GDCB Seminar: "Time flies, how? Unlocking the secrets of aging"
Speaker: Hongjie Li, Baylor College of Medicine assistant professor and CPRIT Scholar
Title: "Time flies, how? Unlocking the secrets of aging"
Abstract: Aging phenotypes have been observed and described for centuries and a number of different aging hypotheses have been proposed. However, several critical questions remain largely unaddressed in complex organisms. For example, do different cell types age at different rates? If yes, which cell types age the fastest across the whole body? Here I will present our recent work on the Aging Fly Cell Atlas, the first single-nucleus transcriptomic map of the whole aging organism. We characterize 163 distinct cell types and perform an in-depth analysis of changes in tissue cell composition, gene expression, and cell identities. This study provides a fresh insight in organism-level aging rate at cellular resolution.
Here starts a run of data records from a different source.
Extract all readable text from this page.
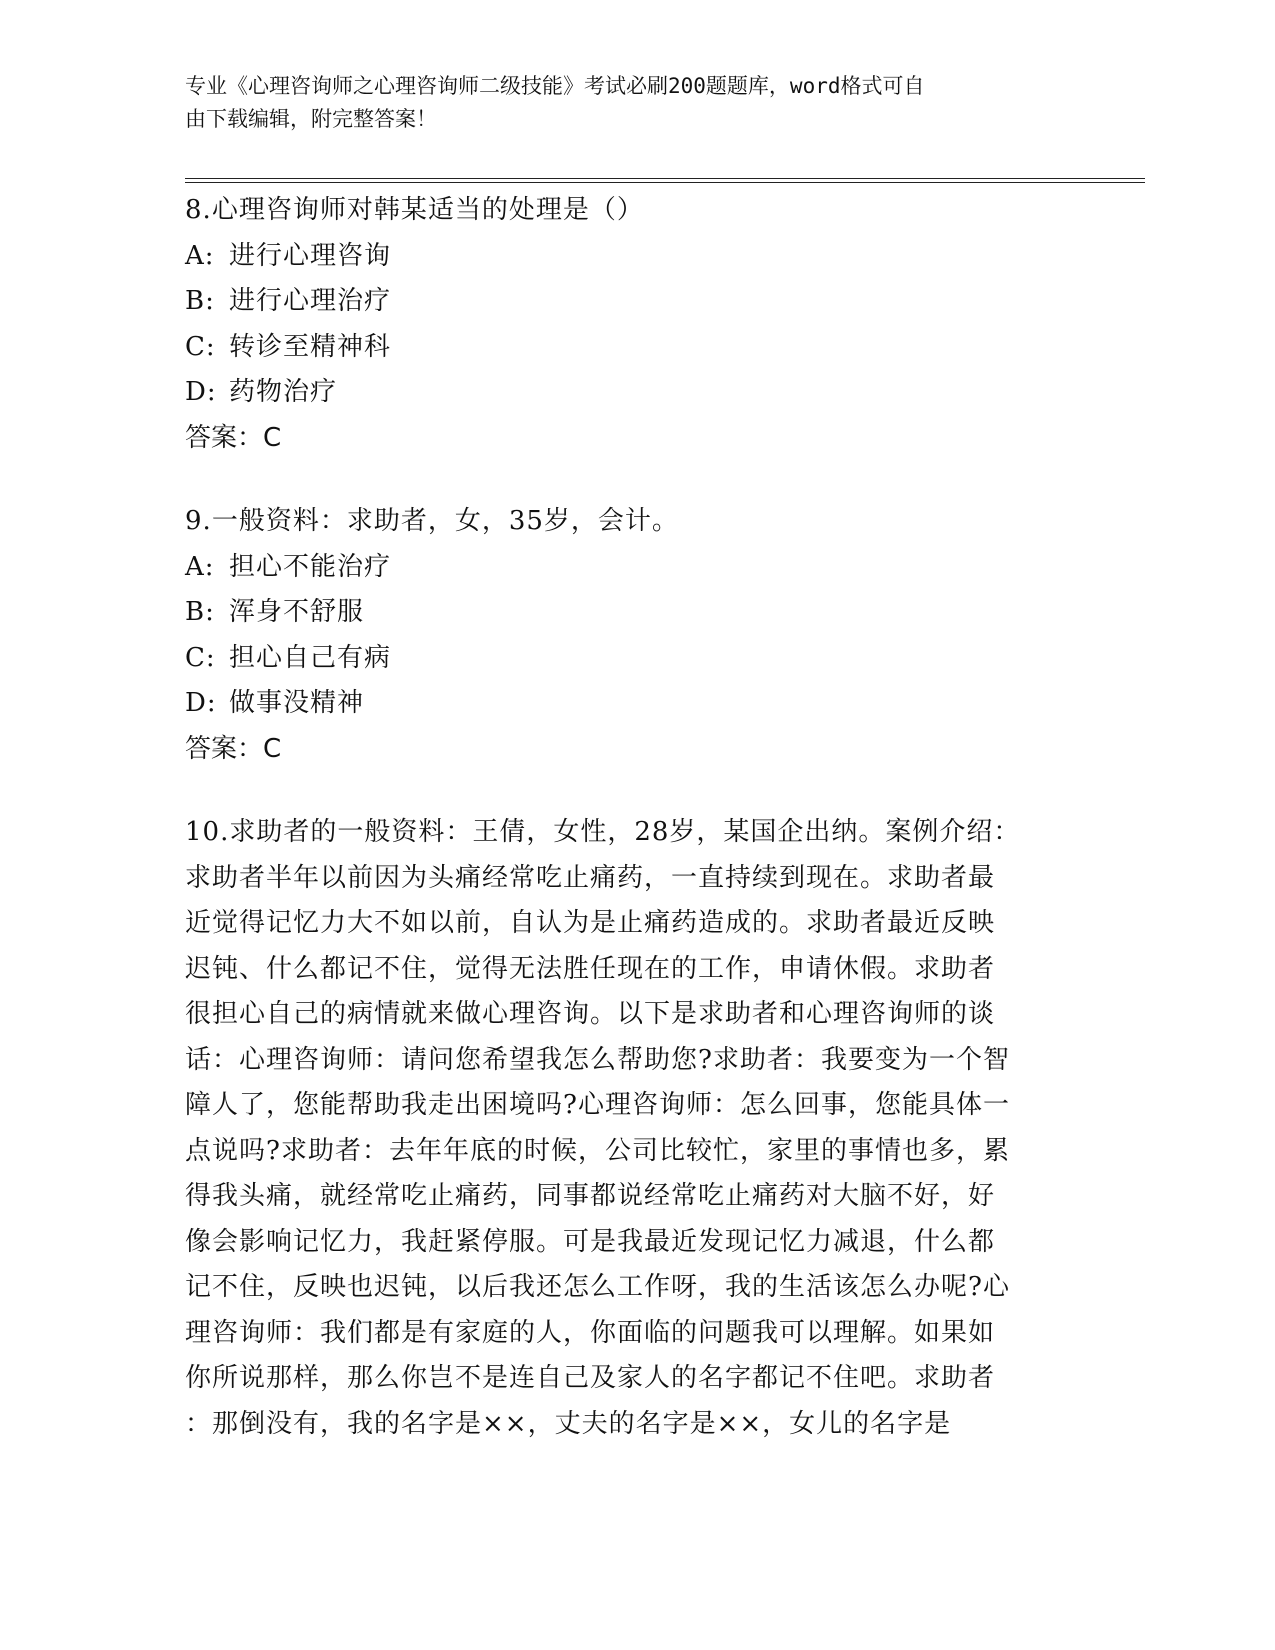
专业《心理咨询师之心理咨询师二级技能》考试必刷200题题库，word格式可自
由下载编辑，附完整答案！
8.心理咨询师对韩某适当的处理是（）
A: 进行心理咨询
B: 进行心理治疗
C: 转诊至精神科
D: 药物治疗
答案：C
9.一般资料：求助者，女，35岁，会计。
A: 担心不能治疗
B: 浑身不舒服
C: 担心自己有病
D: 做事没精神
答案：C
10.求助者的一般资料：王倩，女性，28岁，某国企出纳。案例介绍：
求助者半年以前因为头痛经常吃止痛药，一直持续到现在。求助者最
近觉得记忆力大不如以前，自认为是止痛药造成的。求助者最近反映
迟钝、什么都记不住，觉得无法胜任现在的工作，申请休假。求助者
很担心自己的病情就来做心理咨询。以下是求助者和心理咨询师的谈
话：心理咨询师：请问您希望我怎么帮助您?求助者：我要变为一个智
障人了，您能帮助我走出困境吗?心理咨询师：怎么回事，您能具体一
点说吗?求助者：去年年底的时候，公司比较忙，家里的事情也多，累
得我头痛，就经常吃止痛药，同事都说经常吃止痛药对大脑不好，好
像会影响记忆力，我赶紧停服。可是我最近发现记忆力减退，什么都
记不住，反映也迟钝，以后我还怎么工作呀，我的生活该怎么办呢?心
理咨询师：我们都是有家庭的人，你面临的问题我可以理解。如果如
你所说那样，那么你岂不是连自己及家人的名字都记不住吧。求助者
：那倒没有，我的名字是××，丈夫的名字是××，女儿的名字是
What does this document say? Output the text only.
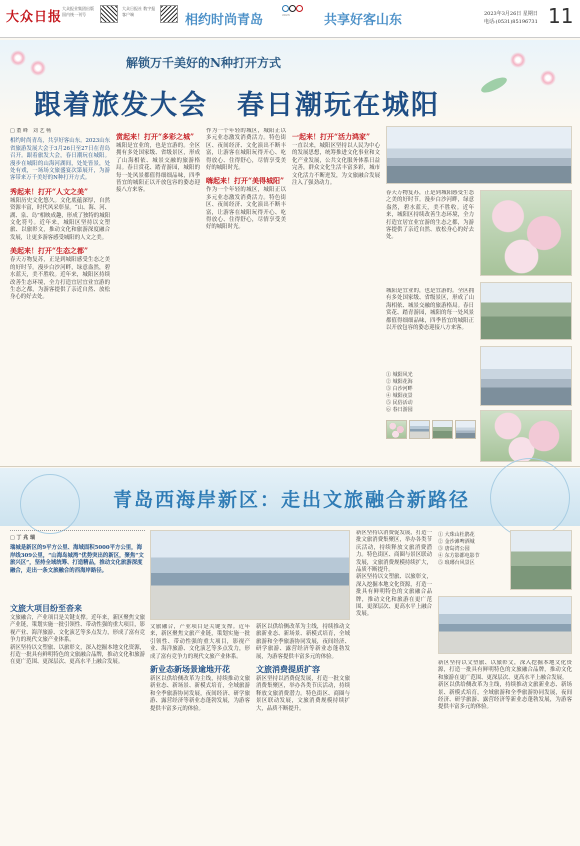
大众日报
大众报业集团出版 国内统一刊号
大众日报社 数字报 客户端	相约时尚青岛	2023	共享好客山东	2023年3月26日 星期日
电话:(0531)85196731 11
解锁万千美好的N种打开方式
跟着旅发大会　春日潮玩在城阳
□ 董 峰　刘 艺 畅
相约时尚青岛，共享好客山东。2023山东省旅游发展大会于3月26日至27日在青岛召开。跟着旅发大会，春日潮玩在城阳。漫步在城阳的山海河湖间，处处皆景，处处有戏，一场场文旅盛宴次第展开，为游客带来万千美好的N种打开方式。
秀起来！打开“人文之美”
城阳历史文化悠久。文化底蕴深厚，自然资源丰富，时代风采彰显。“山、海、河、湖、泉、岛”相映成趣，形成了独特的城阳文化符号。近年来，城阳区坚持以文塑旅、以旅彰文，推动文化和旅游深度融合发展，让更多游客感受城阳的人文之美。
美起来！打开“生态之都”
春天万物复苏，正是到城阳感受生态之美的好时节。漫步白沙河畔，绿意盎然，碧水蓝天，美不胜收。近年来，城阳区持续改善生态环境，全力打造宜居宜业宜游的生态之都，为游客提供了亲近自然、放松身心的好去处。
赏起来！打开“多彩之城”
城阳是宜业的，也是宜游的。全区拥有多处国家级、省级景区，形成了山海相依、城景交融的旅游格局。春日赏花、踏青游园，城阳的每一处风景都值得细细品味，四季皆宜的城阳正以开放包容的姿态迎接八方来客。
作为一个年轻的城区，城阳正以多元业态激发消费活力。特色街区、夜间经济、文化演出不断丰富，让游客在城阳玩得开心、吃得放心、住得舒心，尽情享受美好的城阳时光。
嗨起来！打开“美得城阳”
作为一个年轻的城区，城阳正以多元业态激发消费活力。特色街区、夜间经济、文化演出不断丰富，让游客在城阳玩得开心、吃得放心、住得舒心，尽情享受美好的城阳时光。
一起来！打开“活力鸿家”
一直以来，城阳区坚持以人民为中心的发展思想，统筹推进文化事业和文化产业发展，公共文化服务体系日益完善，群众文化生活丰富多彩，城市文化活力不断迸发，为文旅融合发展注入了强劲动力。
春天万物复苏，正是到城阳感受生态之美的好时节。漫步白沙河畔，绿意盎然，碧水蓝天，美不胜收。近年来，城阳区持续改善生态环境，全力打造宜居宜业宜游的生态之都，为游客提供了亲近自然、放松身心的好去处。
城阳是宜业的，也是宜游的。全区拥有多处国家级、省级景区，形成了山海相依、城景交融的旅游格局。春日赏花、踏青游园，城阳的每一处风景都值得细细品味，四季皆宜的城阳正以开放包容的姿态迎接八方来客。
① 城阳风光
② 城阳花海
③ 白沙河畔
④ 城阳夜景
⑤ 民俗活动
⑥ 春日游园
青岛西海岸新区：走出文旅融合新路径
□ 丁 兆 瑞
瑞城是新区的9平方公里、海域面积5000平方公里，海岸线309公里，“山海岛城湾”优势突出的新区，聚焦“文旅兴区”，坚持全域统筹、打造精品，推动文化旅游深度融合，走出一条文旅融合的西海岸路径。
文旅大项目纷至沓来
文旅融合，产业项目是关键支撑。近年来，新区聚焦文旅产业链，策划实施一批引领性、带动性强的重大项目，影视产业、海洋旅游、文化演艺等多点发力，形成了富有竞争力的现代文旅产业体系。
新区坚持以文塑旅、以旅彰文，深入挖掘本地文化资源，打造一批具有鲜明特色的文旅融合品牌，推动文化和旅游在更广范围、更深层次、更高水平上融合发展。
文旅融合，产业项目是关键支撑。近年来，新区聚焦文旅产业链，策划实施一批引领性、带动性强的重大项目，影视产业、海洋旅游、文化演艺等多点发力，形成了富有竞争力的现代文旅产业体系。
新业态新场景逾地开花
新区以供给侧改革为主线，持续推动文旅新业态、新场景、新模式培育，全域旅游和全季旅游协同发展，夜间经济、研学旅游、露营经济等新业态蓬勃发展，为游客提供丰富多元的体验。
新区以供给侧改革为主线，持续推动文旅新业态、新场景、新模式培育，全域旅游和全季旅游协同发展，夜间经济、研学旅游、露营经济等新业态蓬勃发展，为游客提供丰富多元的体验。
文旅消费提质扩容
新区坚持以消费促发展，打造一批文旅消费集聚区，举办各类节庆活动，持续释放文旅消费潜力。特色街区、商圈与景区联动发展，文旅消费规模持续扩大，品质不断提升。
新区坚持以消费促发展，打造一批文旅消费集聚区，举办各类节庆活动，持续释放文旅消费潜力。特色街区、商圈与景区联动发展，文旅消费规模持续扩大，品质不断提升。
新区坚持以文塑旅、以旅彰文，深入挖掘本地文化资源，打造一批具有鲜明特色的文旅融合品牌，推动文化和旅游在更广范围、更深层次、更高水平上融合发展。
① 大珠山杜鹃花
② 金沙滩啤酒城
③ 唐岛湾公园
④ 东方影都电影节
⑤ 琅琊台风景区
新区坚持以文塑旅、以旅彰文，深入挖掘本地文化资源，打造一批具有鲜明特色的文旅融合品牌，推动文化和旅游在更广范围、更深层次、更高水平上融合发展。
新区以供给侧改革为主线，持续推动文旅新业态、新场景、新模式培育，全域旅游和全季旅游协同发展，夜间经济、研学旅游、露营经济等新业态蓬勃发展，为游客提供丰富多元的体验。
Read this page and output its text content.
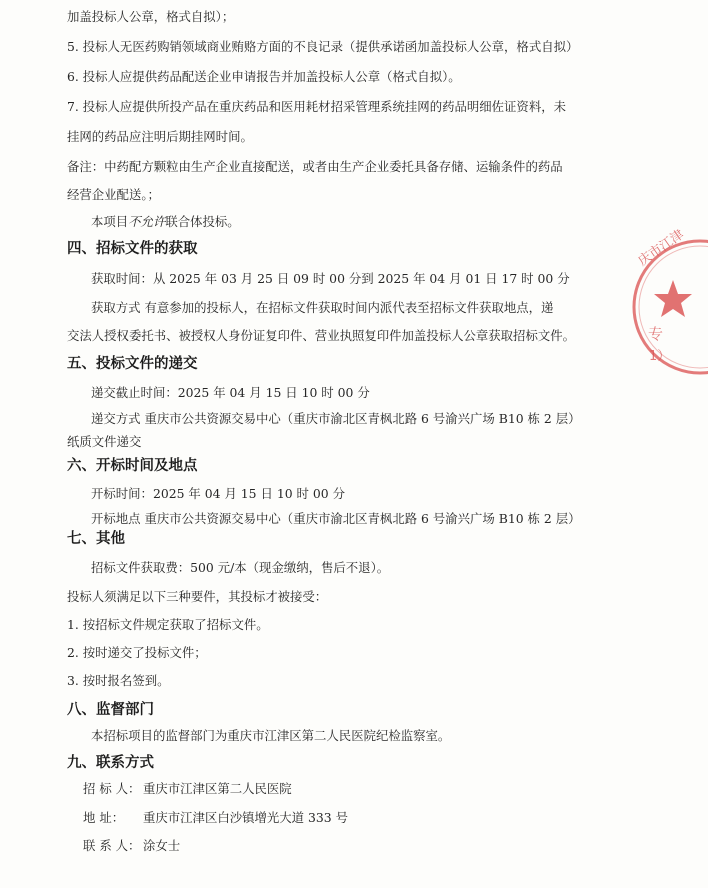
加盖投标人公章，格式自拟）；
5. 投标人无医药购销领域商业贿赂方面的不良记录（提供承诺函加盖投标人公章，格式自拟）
6. 投标人应提供药品配送企业申请报告并加盖投标人公章（格式自拟）。
7. 投标人应提供所投产品在重庆药品和医用耗材招采管理系统挂网的药品明细佐证资料，未
挂网的药品应注明后期挂网时间。
备注：中药配方颗粒由生产企业直接配送，或者由生产企业委托具备存储、运输条件的药品
经营企业配送。；
本项目不允许联合体投标。
四、招标文件的获取
获取时间：从 2025 年 03 月 25 日 09 时 00 分到 2025 年 04 月 01 日 17 时 00 分
获取方式 有意参加的投标人，在招标文件获取时间内派代表至招标文件获取地点，递
交法人授权委托书、被授权人身份证复印件、营业执照复印件加盖投标人公章获取招标文件。
五、投标文件的递交
递交截止时间：2025 年 04 月 15 日 10 时 00 分
递交方式 重庆市公共资源交易中心（重庆市渝北区青枫北路 6 号渝兴广场 B10 栋 2 层）
纸质文件递交
六、开标时间及地点
开标时间：2025 年 04 月 15 日 10 时 00 分
开标地点 重庆市公共资源交易中心（重庆市渝北区青枫北路 6 号渝兴广场 B10 栋 2 层）
七、其他
招标文件获取费：500 元/本（现金缴纳，售后不退）。
投标人须满足以下三种要件，其投标才被接受：
1. 按招标文件规定获取了招标文件。
2. 按时递交了投标文件；
3. 按时报名签到。
八、监督部门
本招标项目的监督部门为重庆市江津区第二人民医院纪检监察室。
九、联系方式
招 标 人： 重庆市江津区第二人民医院
地 址： 重庆市江津区白沙镇增光大道 333 号
联 系 人： 涂女士
庆市江津
专
1）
Host: Ping Kang, adjunct assistant professor in genetics, development and cell biology
Biography: Hongjie Li obtained his Ph.D. degree from the University of Rochester under the mentorship of Dr. Henri Jasper and got his postdoctoral training with Dr. Liqun Luo at Stanford University.
Li started his lab in 2021 at Baylor College of Medicine (BCM). He is an assistant professor and CPRIT Scholar in Huffington Center on Aging and the Department of Molecular and Human Genetics. He pioneered the use of single-cell and single-nucleus RNA sequencing in Drosophila (2017 Cell; 2021a eLife), and has been leading the Fly Cell Atlas project (2022 Science). His lab recently established the Aging Fly Cell Atlas for studying whole organism aging at cellular resolution (2023 Science). His current research focuses on applying single-cell sequencing technologies to understand whole-organism aging and inter-tissue communication during aging.
His achievements have been recognized by receiving several awards, including the Stanford Neuroscience Institute Interdisciplinary Award, NIH K99/R00 Award, Cancer Prevention and Research Institute of Texas (CPRIT) Award, Ted Nash Long Life Foundation Award, and NIH Director’s New Innovator Award DP2.